Monoclonal antibody-based antigenic mapping of norovirus GII.4-2002

Noroviruses are the primary cause of epidemic gastroenteritis in humans, and GII.4 strains cause ～80% of the overall disease burden. Surrogate neutralization assays using sera and mouse monoclonal antibodies (MAbs) suggest that antigenic variation maintains GII.4 persistence in the face of herd immunity, as the emergence of new pandemic strains is accompanied by newly evolved neutralization epitopes. To potentially identify specific blockade epitopes that are likely neutralizing and evolving between pandemic strains, mice were hyperimmunized with GII.4-2002 virus-like particles (VLPs) and the resulting MAbs were characterized by biochemical and immunologic assays. All of the MAbs but one recognized GII.4 VLPs representing strains circulating from 1987 to 2009. One MAb weakly recognized GII.4-1987 and -1997 while strongly interacting with 2002 VLPs.

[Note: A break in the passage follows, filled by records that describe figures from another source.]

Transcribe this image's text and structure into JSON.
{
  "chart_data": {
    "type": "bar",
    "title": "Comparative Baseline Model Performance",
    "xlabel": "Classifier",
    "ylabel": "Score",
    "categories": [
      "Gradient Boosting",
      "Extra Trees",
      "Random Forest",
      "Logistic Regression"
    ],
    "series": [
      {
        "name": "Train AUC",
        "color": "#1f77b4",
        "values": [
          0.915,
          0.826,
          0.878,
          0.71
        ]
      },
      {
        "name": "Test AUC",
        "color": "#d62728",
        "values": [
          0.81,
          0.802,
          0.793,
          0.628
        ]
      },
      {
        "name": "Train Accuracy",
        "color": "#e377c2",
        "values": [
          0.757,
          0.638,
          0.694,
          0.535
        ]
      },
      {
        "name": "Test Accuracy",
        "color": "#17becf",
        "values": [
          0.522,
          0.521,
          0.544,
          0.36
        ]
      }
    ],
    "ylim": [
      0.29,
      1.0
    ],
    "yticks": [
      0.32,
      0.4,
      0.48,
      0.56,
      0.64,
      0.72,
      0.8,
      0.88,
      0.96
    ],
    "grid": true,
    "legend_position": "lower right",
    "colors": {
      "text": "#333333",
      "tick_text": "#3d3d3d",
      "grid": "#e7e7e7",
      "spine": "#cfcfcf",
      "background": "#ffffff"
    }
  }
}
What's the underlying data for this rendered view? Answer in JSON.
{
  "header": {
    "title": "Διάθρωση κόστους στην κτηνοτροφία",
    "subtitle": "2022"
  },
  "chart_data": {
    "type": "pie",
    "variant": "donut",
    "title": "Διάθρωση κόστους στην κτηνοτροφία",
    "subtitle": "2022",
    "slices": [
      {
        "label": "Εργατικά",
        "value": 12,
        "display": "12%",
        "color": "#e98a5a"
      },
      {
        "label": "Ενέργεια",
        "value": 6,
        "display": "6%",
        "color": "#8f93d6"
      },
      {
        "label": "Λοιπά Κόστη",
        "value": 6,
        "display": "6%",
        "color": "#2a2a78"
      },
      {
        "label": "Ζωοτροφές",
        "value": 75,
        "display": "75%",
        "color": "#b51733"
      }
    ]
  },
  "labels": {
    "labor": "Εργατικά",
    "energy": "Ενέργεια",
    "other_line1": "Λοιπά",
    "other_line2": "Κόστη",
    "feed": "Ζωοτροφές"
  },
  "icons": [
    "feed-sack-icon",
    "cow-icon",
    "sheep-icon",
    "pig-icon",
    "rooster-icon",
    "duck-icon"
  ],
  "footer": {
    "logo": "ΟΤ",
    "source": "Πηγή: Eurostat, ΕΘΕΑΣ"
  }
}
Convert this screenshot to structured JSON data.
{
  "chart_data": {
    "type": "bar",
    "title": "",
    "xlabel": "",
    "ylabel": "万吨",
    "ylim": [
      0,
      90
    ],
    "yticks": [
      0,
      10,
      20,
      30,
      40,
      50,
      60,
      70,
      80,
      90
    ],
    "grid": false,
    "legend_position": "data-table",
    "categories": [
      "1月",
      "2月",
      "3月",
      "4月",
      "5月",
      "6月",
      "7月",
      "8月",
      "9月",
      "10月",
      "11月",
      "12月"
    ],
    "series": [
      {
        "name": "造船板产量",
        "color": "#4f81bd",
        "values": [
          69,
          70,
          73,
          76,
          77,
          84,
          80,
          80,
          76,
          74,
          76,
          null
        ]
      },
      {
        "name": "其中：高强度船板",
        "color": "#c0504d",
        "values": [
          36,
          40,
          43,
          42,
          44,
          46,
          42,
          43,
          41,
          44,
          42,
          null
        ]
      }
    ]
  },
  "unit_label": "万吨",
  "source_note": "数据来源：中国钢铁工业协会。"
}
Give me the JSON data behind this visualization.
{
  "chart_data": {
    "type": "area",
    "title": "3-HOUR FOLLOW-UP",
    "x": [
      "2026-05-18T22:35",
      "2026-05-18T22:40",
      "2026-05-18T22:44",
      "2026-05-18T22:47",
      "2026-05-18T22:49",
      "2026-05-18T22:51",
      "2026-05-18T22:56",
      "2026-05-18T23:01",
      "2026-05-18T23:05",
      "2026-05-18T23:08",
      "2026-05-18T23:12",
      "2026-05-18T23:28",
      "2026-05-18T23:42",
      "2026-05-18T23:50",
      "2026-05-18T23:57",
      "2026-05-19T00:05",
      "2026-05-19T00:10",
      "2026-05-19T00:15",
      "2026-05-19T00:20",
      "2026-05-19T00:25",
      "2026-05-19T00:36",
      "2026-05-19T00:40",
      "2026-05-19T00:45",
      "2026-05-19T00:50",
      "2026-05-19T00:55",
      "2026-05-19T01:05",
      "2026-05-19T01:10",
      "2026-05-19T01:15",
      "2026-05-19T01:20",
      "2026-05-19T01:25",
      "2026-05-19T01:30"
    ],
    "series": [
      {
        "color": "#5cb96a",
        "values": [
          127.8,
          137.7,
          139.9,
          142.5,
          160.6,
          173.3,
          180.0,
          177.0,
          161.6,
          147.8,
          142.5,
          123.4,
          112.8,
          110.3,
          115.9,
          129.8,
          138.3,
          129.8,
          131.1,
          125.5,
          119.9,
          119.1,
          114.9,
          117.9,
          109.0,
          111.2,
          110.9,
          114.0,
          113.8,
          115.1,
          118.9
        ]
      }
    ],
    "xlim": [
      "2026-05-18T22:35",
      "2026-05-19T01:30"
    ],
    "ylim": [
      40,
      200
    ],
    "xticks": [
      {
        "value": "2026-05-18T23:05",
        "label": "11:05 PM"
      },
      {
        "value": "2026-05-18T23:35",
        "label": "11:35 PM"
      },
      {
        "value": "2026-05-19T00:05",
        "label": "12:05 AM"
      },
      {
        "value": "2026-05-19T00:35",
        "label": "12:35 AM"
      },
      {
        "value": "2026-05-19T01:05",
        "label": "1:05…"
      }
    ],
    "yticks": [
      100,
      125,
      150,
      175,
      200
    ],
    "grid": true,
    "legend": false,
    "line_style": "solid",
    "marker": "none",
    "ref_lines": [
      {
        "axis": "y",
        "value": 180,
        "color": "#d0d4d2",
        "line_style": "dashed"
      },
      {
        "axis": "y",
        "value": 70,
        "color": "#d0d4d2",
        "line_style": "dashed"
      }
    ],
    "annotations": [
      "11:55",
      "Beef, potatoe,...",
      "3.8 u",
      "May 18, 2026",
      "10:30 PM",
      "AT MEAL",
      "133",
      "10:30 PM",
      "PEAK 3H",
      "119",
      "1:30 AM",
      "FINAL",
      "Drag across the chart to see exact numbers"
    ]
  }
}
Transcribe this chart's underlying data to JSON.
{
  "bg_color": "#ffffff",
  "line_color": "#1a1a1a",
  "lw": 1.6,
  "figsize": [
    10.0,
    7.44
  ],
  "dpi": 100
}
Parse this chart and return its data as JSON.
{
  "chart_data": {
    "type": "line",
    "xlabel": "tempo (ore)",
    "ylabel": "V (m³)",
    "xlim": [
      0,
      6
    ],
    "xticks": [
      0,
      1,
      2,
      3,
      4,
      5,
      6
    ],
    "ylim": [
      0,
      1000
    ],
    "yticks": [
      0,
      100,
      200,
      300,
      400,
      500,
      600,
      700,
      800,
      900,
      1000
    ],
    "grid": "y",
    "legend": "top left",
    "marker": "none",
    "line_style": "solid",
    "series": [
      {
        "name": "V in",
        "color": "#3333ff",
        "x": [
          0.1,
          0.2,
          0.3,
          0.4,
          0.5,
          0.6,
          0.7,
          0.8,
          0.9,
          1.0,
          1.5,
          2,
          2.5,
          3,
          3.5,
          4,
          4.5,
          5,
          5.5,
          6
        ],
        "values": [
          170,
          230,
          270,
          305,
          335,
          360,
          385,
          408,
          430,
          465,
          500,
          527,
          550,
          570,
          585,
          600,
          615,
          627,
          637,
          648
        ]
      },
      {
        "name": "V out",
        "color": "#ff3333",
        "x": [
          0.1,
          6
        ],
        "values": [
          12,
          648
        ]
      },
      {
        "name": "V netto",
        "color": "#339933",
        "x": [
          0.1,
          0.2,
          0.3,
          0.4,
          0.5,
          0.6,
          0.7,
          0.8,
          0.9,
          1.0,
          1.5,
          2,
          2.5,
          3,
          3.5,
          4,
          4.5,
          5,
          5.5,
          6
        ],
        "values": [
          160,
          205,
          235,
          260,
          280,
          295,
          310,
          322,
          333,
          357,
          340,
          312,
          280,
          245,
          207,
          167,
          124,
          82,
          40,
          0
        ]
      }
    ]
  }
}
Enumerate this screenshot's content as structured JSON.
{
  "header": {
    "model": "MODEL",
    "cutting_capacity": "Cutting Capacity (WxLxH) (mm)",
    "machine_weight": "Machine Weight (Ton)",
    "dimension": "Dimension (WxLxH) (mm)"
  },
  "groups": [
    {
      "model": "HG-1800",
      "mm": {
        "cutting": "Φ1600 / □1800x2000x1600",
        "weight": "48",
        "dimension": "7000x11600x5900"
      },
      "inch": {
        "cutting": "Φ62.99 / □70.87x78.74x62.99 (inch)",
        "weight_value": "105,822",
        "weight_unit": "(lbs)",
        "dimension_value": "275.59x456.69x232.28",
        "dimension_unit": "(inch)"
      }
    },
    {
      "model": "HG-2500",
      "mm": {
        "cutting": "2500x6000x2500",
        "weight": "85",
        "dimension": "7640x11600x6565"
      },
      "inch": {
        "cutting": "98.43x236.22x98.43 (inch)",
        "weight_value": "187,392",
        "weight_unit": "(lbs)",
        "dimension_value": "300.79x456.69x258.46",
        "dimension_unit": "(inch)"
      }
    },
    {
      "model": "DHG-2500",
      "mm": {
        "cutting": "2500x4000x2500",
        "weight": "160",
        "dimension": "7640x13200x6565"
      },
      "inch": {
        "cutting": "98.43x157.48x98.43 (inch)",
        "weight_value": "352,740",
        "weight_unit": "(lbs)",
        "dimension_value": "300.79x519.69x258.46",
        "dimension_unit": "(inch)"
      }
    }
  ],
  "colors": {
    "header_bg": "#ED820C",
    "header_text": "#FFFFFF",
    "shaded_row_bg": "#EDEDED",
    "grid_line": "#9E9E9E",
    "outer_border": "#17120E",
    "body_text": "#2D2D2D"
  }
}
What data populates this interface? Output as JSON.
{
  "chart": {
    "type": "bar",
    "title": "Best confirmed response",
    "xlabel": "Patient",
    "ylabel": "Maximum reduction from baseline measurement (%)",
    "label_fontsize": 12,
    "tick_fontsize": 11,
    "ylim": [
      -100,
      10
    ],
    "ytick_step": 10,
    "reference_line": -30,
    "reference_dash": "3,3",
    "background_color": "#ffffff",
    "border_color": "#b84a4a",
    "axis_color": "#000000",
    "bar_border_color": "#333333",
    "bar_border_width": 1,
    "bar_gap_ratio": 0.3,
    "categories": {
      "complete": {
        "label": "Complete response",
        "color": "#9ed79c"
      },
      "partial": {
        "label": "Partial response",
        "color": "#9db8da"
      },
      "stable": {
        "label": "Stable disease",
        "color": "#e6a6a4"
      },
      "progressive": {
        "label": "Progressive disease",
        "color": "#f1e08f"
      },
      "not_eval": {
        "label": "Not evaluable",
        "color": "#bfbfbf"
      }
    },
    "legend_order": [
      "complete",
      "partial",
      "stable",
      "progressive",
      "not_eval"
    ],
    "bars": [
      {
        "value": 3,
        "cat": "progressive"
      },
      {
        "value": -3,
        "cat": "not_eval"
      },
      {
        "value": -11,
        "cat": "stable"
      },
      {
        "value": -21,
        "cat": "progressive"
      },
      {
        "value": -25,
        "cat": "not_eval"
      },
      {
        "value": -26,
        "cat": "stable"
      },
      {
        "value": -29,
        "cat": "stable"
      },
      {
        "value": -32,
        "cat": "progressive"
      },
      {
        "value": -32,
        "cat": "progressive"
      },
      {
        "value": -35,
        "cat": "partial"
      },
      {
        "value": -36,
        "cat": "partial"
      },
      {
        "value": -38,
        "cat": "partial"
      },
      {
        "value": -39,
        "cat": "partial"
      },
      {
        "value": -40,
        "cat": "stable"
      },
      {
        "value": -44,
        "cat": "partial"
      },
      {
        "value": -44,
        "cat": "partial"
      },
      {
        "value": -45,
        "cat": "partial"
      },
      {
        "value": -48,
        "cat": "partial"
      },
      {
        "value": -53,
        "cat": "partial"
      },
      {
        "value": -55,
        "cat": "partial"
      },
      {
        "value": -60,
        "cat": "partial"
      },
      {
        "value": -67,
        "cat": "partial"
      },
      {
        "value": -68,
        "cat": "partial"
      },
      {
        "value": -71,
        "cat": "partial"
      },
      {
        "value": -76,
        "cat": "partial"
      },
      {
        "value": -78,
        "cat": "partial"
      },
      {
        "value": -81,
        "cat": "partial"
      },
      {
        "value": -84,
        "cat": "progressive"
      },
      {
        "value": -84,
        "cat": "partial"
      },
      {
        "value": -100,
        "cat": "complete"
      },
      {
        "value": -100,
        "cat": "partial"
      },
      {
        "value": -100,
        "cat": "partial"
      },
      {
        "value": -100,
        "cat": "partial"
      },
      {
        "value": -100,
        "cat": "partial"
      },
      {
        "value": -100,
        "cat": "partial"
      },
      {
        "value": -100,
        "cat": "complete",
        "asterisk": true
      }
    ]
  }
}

This antibody was highly selective and effective at blocking only GII.4-2002-ligand binding. Using bioinformatic analyses, we predicted an evolving GII.4 surface epitope composed of amino acids 407, 412, and 413 and subsequently built mutant VLPs to test the impact of the epitope on MAb binding and blockade potential. Replacement of the 2002 epitope with the epitopes found in 1987 or 2006 strains either reduced or ablated enzyme immunoassay recognition by the GII.4-2002-specific blockade MAb. These data identify a novel, evolving blockade epitope that may be associated with protective immunity, providing further support for the hypotheses that GII.4 norovirus evolution results in antigenic variation that allows the virus to escape from protective herd immunity, resulting in new epidemic strains.